In the Danish experiment to see if second-generation ethanol can replace traditional fuels at the pump, motorists using the Statoil stations now have the choice of Bio95 2G as well as regular gas and diesel that are sold alongside. Statoil says the experiment is already considered a success—on the grounds that the biofuel is now available and that despite the higher price consumers are buying it. The next step is to have more plants producing second-generation ethanol, Statoil says.

Involvement with a new biofuel is all quite a change for Danisco, which was founded in 1989 after the merger of several Danish companies with roots stretching back to 19th century sugars and distillery firms.

The 48-year old Mr. Knutzen runs Danisco out of an old sugar warehouse, now refurbished into the company’s headquarters, in Copenhagen.

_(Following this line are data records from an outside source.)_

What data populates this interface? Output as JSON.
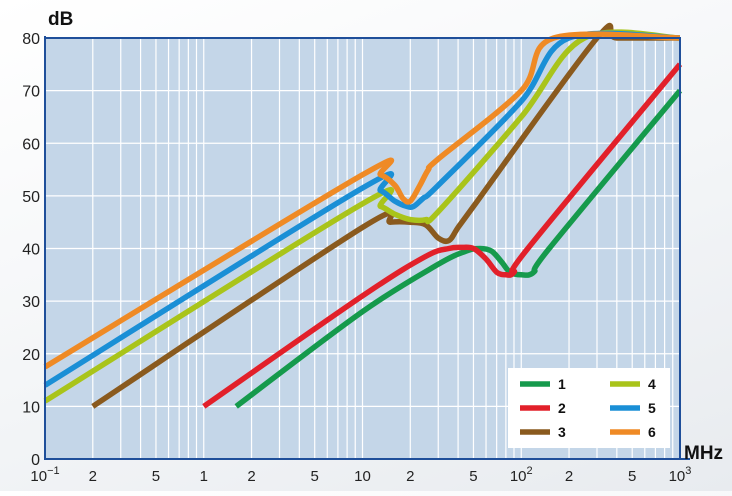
{
  "chart_data": {
    "type": "line",
    "title": "",
    "ylabel": "dB",
    "xlabel": "MHz",
    "x_scale": "log",
    "xlim": [
      0.1,
      1000
    ],
    "ylim": [
      0,
      80
    ],
    "grid": true,
    "legend_position": "bottom-right",
    "background_color": "#c4d6e8",
    "grid_color": "#ffffff",
    "axis_color": "#1f4f9a",
    "y_ticks": [
      {
        "value": 0,
        "label": "0"
      },
      {
        "value": 10,
        "label": "10"
      },
      {
        "value": 20,
        "label": "20"
      },
      {
        "value": 30,
        "label": "30"
      },
      {
        "value": 40,
        "label": "40"
      },
      {
        "value": 50,
        "label": "50"
      },
      {
        "value": 60,
        "label": "60"
      },
      {
        "value": 70,
        "label": "70"
      },
      {
        "value": 80,
        "label": "80"
      }
    ],
    "x_ticks": [
      {
        "value": 0.1,
        "base": "10",
        "exp": "−1"
      },
      {
        "value": 0.2,
        "base": "2"
      },
      {
        "value": 0.5,
        "base": "5"
      },
      {
        "value": 1,
        "base": "1"
      },
      {
        "value": 2,
        "base": "2"
      },
      {
        "value": 5,
        "base": "5"
      },
      {
        "value": 10,
        "base": "10"
      },
      {
        "value": 20,
        "base": "2"
      },
      {
        "value": 50,
        "base": "5"
      },
      {
        "value": 100,
        "base": "10",
        "exp": "2"
      },
      {
        "value": 200,
        "base": "2"
      },
      {
        "value": 500,
        "base": "5"
      },
      {
        "value": 1000,
        "base": "10",
        "exp": "3"
      }
    ],
    "series": [
      {
        "name": "1",
        "color": "#159a4c",
        "x": [
          1.6,
          10,
          30,
          45,
          55,
          65,
          75,
          85,
          100,
          120,
          150,
          1000
        ],
        "y": [
          10,
          28,
          37,
          39.5,
          40,
          39.5,
          37.5,
          35.5,
          35,
          35.5,
          40,
          70
        ]
      },
      {
        "name": "2",
        "color": "#e2202a",
        "x": [
          1,
          10,
          25,
          35,
          42,
          50,
          60,
          70,
          80,
          90,
          110,
          1000
        ],
        "y": [
          10,
          31,
          38.5,
          40,
          40.2,
          40,
          38,
          35.5,
          35,
          35.5,
          40,
          75
        ]
      },
      {
        "name": "3",
        "color": "#8a5a1e",
        "x": [
          0.2,
          10,
          15,
          20,
          25,
          30,
          35,
          40,
          50,
          300,
          400,
          1000
        ],
        "y": [
          10,
          44,
          45,
          45,
          44.5,
          42,
          41.5,
          44,
          48,
          80,
          80,
          80
        ]
      },
      {
        "name": "4",
        "color": "#a9c41a",
        "x": [
          0.1,
          10,
          13,
          16,
          20,
          25,
          30,
          100,
          250,
          1000
        ],
        "y": [
          11,
          48.5,
          48,
          46.5,
          45.5,
          45.5,
          47,
          65,
          80,
          80
        ]
      },
      {
        "name": "5",
        "color": "#1a8fd6",
        "x": [
          0.1,
          10,
          13,
          16,
          19,
          21,
          24,
          30,
          100,
          200,
          1000
        ],
        "y": [
          14,
          51.5,
          51,
          49,
          48,
          48,
          49.5,
          52,
          68,
          80,
          80
        ]
      },
      {
        "name": "6",
        "color": "#ef8a25",
        "x": [
          0.1,
          10,
          13,
          16,
          18,
          20,
          23,
          26,
          30,
          100,
          160,
          1000
        ],
        "y": [
          17.5,
          54,
          54,
          52,
          49.5,
          49,
          52,
          55,
          57,
          70,
          80,
          80
        ]
      }
    ]
  }
}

Danisco sold the last vestiges of its sugar business last year and today makes its money by supplying enzymes, dairy cultures and enablers—emulsifiers that bind together vegetable oil and water—to the global food industries. Today, Danisco food ingredients or enzymes are included in ice cream and yoghurt, as well as laundry detergent and other products.

Now the company wants to put its knowledge of enzymes into getting the planet “off the oil,” Mr. Knutzen says.

It’s no easy task. To extract ethanol from plant waste is a tricky process. The enzymes, proteins that speed up the chemical process, are used to transform the plant waste into fermentable sugar and then into sustainable fuel. But with regard to second-generation ethanol, the big challenge is no longer the technology but developing a raw material supply chain, Mr. Knutzen says. Commercial plants will require large amounts of biomass that need to be harvested, transported and stored, he adds.

Mr. Knutzen says Danisco has an important role to play in reducing the world’s dependency on petrochemicals. “Of course, it not a question of one technology solving everything. You need all kinds of technologies, wind power, solar power, etc. But second-generation ethanol, for example, definitely takes care of the transportation sector. And that is a big part of the world’s sustainable future.”